# Data exchange with arithmetic operations

## Abstract

Data exchange is the problem of transforming data structured under a source schema into data structured under a target schema, taking into account structural relationships between the two schemas, which are described by a schema mapping. Existing schema-mapping languages lack the ability to express arithmetic operations, such as addition and multiplication, which naturally arise in data warehousing, ETL applications, and applications involving scientific data. We initiate the study of data exchange for arithmetic schema mappings, that is, schema mappings specified by source-to-target dependencies and target dependencies that may include arithmetic formulas interpreted over the algebraic real numbers (we restrict attention to algebraic real numbers to maintain finite presentability). We show that, for arithmetic schema mappings without target dependencies, the existence-of-solutions problem can be solved in polynomial time, and, if a solution exists, then a universal solution (suitably defined) exists and can be computed in polynomial time.

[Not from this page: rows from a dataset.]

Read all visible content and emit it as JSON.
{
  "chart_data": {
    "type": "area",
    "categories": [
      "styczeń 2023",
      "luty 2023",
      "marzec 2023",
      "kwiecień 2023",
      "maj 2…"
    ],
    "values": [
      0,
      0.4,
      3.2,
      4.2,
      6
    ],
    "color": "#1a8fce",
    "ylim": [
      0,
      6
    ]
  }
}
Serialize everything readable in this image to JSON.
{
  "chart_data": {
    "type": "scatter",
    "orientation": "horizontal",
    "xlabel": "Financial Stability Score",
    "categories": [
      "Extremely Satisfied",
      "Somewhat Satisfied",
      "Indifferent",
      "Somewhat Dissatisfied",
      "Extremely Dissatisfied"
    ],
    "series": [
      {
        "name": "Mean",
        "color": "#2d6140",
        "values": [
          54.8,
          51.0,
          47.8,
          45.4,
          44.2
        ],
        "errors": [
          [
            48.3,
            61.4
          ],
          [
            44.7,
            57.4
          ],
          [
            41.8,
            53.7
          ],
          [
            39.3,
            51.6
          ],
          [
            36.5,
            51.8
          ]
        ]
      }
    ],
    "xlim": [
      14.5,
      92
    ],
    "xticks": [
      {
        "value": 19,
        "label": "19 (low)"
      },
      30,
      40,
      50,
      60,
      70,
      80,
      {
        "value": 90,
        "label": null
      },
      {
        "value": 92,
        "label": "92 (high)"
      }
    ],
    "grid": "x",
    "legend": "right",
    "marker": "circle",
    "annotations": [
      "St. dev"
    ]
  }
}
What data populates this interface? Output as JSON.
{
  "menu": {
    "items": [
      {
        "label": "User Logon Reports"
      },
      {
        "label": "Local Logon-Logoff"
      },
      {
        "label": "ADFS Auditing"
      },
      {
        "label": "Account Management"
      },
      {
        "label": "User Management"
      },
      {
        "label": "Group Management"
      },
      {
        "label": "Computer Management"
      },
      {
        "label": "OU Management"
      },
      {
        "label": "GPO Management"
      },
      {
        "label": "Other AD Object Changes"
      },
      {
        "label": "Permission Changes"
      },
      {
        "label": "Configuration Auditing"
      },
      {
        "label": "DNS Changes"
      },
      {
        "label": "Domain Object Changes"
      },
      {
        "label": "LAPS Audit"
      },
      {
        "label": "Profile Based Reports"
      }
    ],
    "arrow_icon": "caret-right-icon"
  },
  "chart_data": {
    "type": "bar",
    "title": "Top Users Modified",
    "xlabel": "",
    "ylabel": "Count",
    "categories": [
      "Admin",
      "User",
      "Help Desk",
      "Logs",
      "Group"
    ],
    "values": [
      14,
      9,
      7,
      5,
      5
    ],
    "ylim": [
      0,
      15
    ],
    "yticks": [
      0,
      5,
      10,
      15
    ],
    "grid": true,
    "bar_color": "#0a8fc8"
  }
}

In the case of arithmetic schema mappings with a weakly acyclic set of target dependencies, a universal solution may not exist, but a finite universal basis exists (if a solution exists) and can be computed in polynomial space. The existence-of-solutions problem turns out to be NP-hard, and solvable in PSpace. In fact, we show it is ∃ℝ-complete, which means that it has the same complexity as the decision problem for the existential theory of the real numbers, or, equivalently, the problem of deciding whether or not a quantifier-free arithmetic formula has a solution over the real numbers. If we allow only linear arithmetic formulas in the schema mapping and in the query, interpreted over the rational numbers, then the existence-of-solutions problem is NP-complete. We obtain analogous complexity results for the data complexity of computing the certain answers of arithmetic conjunctive queries and linear arithmetic conjunctive queries. © 2013 ACM.